DFB.de : Que voulez-vous dire par là ?

Elise-Kellond-Knight : Le style de jeu a évolué. Notre football est devenu ambitieux au niveau de la pression exercée, de la technique et de la tactique. Nous voulons jouer dans la catégorie des meilleures équipes du monde. Nous ne sommes que cinquièmes du classement FIFA pour l’instant, mais nous avons l’impression d’être très proches des équipes du podium. Nous voulons le prouver. Le coach nous a fait progresser.

DFB.de : Vous affrontez la Nouvelle-Zélande les 4 et 7 juin en préparation pour les Jeux Olympiques de Rio.

Elise-Kellond-Knight : Oui, à Ballarat et Melbourne, et nous sommes en plein dans le stage de préparation. Nous nous préparons depuis le 30 mai.

DFB.de : Comment jugez-vous les rencontres de la phase de groupe entre votre sélection et l’Allemagne, le Canada et le Zimbabwe ?

Elise-Kellond-Knight : Tous les adversaires sont difficiles, ils se sont tous qualifiés. Mais contre l’Allemagne, ce sera spécial, car je connais des joueuses évoluant en Bundesliga et dans la vie de tous les jours. Tabea Kemme par exemple.

DFB.de : En avez-vous déjà discuté ?

Elise-Kellond-Knight : Pas beaucoup, car nous étions concentrées sur la Bundesliga. Mais il y a eu un peu de chambrage.

Elise-Kellond-Knight : Tabbi m’a dit récemment qu’elles gagneraient 6-0, mais c’était une blague. J’espère que nous livrerons un bon match et que le résultat sera serré.

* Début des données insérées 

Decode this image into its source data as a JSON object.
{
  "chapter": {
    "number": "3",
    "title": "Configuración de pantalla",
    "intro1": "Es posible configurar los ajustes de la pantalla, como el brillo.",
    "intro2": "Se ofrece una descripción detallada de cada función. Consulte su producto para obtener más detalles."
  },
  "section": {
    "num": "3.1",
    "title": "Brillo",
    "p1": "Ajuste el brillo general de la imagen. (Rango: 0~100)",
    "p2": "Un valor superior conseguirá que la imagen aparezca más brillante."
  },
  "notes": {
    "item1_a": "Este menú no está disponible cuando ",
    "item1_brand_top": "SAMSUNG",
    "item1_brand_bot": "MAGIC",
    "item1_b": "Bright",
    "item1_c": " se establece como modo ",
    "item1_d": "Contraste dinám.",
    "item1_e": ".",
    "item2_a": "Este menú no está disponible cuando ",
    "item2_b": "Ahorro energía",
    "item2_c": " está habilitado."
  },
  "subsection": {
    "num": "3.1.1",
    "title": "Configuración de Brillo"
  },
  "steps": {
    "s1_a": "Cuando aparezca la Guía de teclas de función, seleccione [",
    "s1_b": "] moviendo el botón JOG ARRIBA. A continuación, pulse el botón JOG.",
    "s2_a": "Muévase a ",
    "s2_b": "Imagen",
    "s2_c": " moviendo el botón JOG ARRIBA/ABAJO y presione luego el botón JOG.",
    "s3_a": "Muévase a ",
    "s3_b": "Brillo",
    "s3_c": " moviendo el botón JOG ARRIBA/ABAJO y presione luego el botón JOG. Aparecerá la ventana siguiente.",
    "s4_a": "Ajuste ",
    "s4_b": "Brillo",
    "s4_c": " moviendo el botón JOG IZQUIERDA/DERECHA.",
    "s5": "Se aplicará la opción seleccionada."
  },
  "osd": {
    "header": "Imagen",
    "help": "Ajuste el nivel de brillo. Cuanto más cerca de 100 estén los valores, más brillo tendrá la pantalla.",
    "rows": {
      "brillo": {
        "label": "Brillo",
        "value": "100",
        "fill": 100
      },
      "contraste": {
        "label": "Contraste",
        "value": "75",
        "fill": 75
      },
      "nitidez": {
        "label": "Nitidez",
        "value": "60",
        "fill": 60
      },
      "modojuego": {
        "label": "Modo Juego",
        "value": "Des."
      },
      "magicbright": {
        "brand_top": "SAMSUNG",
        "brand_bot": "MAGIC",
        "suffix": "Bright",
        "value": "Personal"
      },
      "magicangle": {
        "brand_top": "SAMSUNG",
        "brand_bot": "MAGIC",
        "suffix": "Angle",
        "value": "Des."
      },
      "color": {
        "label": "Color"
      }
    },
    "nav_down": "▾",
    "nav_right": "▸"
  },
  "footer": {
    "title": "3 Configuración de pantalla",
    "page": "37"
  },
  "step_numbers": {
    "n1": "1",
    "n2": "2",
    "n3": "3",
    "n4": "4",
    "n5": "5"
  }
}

DFB.de : Vous êtes footballeuse de l’année en Australie et deuxième meilleure joueuse d’Asie.

Elise-Kellond-Knight : La cérémonie organisée par la fédération asiatique à Kuala Lumpur a malheureusement eu lieu pendant une trêve internationale avec des matchs à jouer pour la sélection, aucune des joueuses n’a donc pu être présente. Mais c’est un honneur d’avoir terminé deuxième. J’en suis très fière. D’être numéro 1 en Australie également. La médaille est accrochée chez moi.

DFB.de : Êtes-vous encore très liée à la maison familiale ?

Elise-Kellond-Knight : Mes parents sont de grands fans et me soutiennent dès qu’ils le peuvent. Ils étaient en Allemagne en 2011 pour la Coupe du monde, au Canada l’an dernier et ils viendront aussi à Rio. Je trouve ça très bien.

DFB.de : Comment le premier contact entre vous et Turbine Potsdam a-t-il eu lieu ?

Elise-Kellond-Knight : Au Brisbane Roar, Nadine Angerer était notre gardienne et m’a mis en contact avec le club. Après huit ans là-bas, je voulais vivre autre chose et surtout me développer davantage.